Auf dem Campingplatz ist ein Paar aus Boston, die bis zum Frühjahr zur Westküste wollen und sehr gemächlich unterwegs sind. Für sie ist der Süden sehr exotisch, sowohl Landschaft als auch die Mentalität der Bewohner. Wir reden lange über die Waffennarren, ich war mit einigen im Gespräch. Das wäre in New England ganz anders, die Leute dort hätten eine "europäische Mentalität", sagen sie.

Dauphin Island bietet ein altes Fort - dort in der Bucht wurde das erste U-Boot der Welt im Bürgerkrieg eingesetzt und "Torpedos" genannte Seeminen - und eine Ausstellung zum Meer. Dort sind viele interessante Tiere zu sehen. Dort gelingen mir viele gute Fotos, unter anderem von einer großen Qualle.
Am nächsten Tag ist Zwangspause: Die Fähre über die Mobile Bay ist kaputt. Ein alter Kahn, der am nächsten Tag wieder flott gemacht war. In dichtem Nebel fahren wir dorthin, unterwegs begleiten Delphine den nach Diesel stinkenden Kahn.


Florida:
Ab sofort wird es touristisch: Viele Küstenabschnitte sind bebaut. Meist mit großen Häusern, oft wegen Flutgefahr auf Stelzen. An anderer Stelle stehen Bettenburgen. Vor Pensacola gibt es es mal wieder einen schönen State Park, wo ich schlafe.
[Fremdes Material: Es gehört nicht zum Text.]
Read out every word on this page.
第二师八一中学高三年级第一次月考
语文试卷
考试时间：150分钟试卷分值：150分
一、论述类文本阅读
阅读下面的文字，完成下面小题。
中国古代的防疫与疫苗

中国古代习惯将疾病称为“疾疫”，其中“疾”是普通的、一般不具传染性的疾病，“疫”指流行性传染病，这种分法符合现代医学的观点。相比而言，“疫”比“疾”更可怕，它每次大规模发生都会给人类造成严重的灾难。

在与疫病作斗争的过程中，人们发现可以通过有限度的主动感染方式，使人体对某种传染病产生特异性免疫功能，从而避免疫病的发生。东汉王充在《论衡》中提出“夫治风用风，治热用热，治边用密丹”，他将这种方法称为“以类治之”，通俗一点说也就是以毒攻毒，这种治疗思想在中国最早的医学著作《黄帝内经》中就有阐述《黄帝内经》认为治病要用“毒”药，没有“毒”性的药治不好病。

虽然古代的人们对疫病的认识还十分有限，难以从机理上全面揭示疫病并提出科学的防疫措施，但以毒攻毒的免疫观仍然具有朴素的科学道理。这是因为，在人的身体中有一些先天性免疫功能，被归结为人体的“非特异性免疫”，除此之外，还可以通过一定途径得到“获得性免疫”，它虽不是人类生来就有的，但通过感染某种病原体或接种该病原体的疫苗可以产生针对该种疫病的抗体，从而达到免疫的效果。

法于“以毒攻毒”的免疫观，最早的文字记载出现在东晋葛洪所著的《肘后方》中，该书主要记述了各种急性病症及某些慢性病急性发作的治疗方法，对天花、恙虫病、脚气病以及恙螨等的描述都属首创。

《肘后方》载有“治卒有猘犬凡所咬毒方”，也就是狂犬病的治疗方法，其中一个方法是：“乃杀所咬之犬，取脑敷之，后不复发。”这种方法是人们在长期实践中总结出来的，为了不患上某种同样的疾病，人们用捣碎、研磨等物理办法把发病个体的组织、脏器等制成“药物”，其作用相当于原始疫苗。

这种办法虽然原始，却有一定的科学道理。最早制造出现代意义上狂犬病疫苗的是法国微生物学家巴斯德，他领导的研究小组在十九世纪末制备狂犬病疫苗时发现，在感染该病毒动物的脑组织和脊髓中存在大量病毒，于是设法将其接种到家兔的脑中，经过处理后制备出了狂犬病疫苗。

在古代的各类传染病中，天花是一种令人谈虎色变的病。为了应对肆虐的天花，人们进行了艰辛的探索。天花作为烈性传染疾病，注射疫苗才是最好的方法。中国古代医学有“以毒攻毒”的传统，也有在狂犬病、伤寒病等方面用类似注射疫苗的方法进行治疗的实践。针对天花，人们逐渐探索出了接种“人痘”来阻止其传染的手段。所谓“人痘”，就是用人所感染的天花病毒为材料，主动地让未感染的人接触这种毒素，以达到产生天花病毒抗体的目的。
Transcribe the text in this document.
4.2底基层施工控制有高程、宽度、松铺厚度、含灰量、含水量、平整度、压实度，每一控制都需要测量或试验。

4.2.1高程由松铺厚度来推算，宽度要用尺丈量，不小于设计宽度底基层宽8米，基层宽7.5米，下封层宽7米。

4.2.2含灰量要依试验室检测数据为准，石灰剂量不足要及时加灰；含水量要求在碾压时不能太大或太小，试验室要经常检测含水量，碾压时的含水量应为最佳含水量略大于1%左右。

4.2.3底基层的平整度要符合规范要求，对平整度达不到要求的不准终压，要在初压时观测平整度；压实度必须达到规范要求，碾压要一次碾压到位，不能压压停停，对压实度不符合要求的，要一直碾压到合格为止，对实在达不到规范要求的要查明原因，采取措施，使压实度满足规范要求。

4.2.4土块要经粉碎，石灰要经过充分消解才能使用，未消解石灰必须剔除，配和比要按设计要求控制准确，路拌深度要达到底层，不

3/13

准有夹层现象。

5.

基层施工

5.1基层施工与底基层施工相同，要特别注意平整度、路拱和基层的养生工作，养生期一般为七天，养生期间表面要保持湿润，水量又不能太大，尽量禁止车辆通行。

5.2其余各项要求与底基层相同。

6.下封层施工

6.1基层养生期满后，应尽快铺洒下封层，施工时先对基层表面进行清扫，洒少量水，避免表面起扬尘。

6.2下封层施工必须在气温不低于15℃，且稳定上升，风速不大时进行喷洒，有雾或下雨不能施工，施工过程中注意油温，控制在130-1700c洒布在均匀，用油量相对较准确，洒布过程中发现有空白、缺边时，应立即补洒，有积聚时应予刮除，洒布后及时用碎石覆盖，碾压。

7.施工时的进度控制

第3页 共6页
Am nächste Tag geht es ins Museum der Marineflieger. Die haben dort eine riesige Basis an der Küste, die Straße dorthin ist vierspurig. Der Eintritt ist gratis, es sind über 100 Flugzeuge zu sehen, auch den ersten Düsenjäger der Welt: Eine Messerschmitt. Das Museum wäre sicher etwas für Falk!

Ich schlafe "wild" am Blackwater Trail, einem Rad/Reiter/Joggerweg hinter Milton. Solche Wege sind sehr selten - und gute Möglichkeiten zum wild zelten auch: An der mexikanischen Grenze ist die Border Patrol unterwegs, die suchen auch nachts mit Wärmebildkameras. In anderen Gegenden wird gejagt. Einmal lag ich nachts m Zelt, und die Schüsse kamen immer näher. Macht keinen Spaß, der Schlaf war unruhig.
Es gibt nachts mal wieder Frost, ich bin wieder etwas im Landesinneren.

Hinter Tallahassee habe ich ein Erlebnis in einem Mini-Statepark. Auszug aus meinem Bch:
--------------------------------------
Dann folgt der National Bridge Battlefield State Park. Das ist eine Picknickwiese samt Toiletten
und Tischen sowie ein Monument, dass an eine Schlacht im
Bürgerkrieg im Jahr 1865 erinnert (Fotos 149 und 150).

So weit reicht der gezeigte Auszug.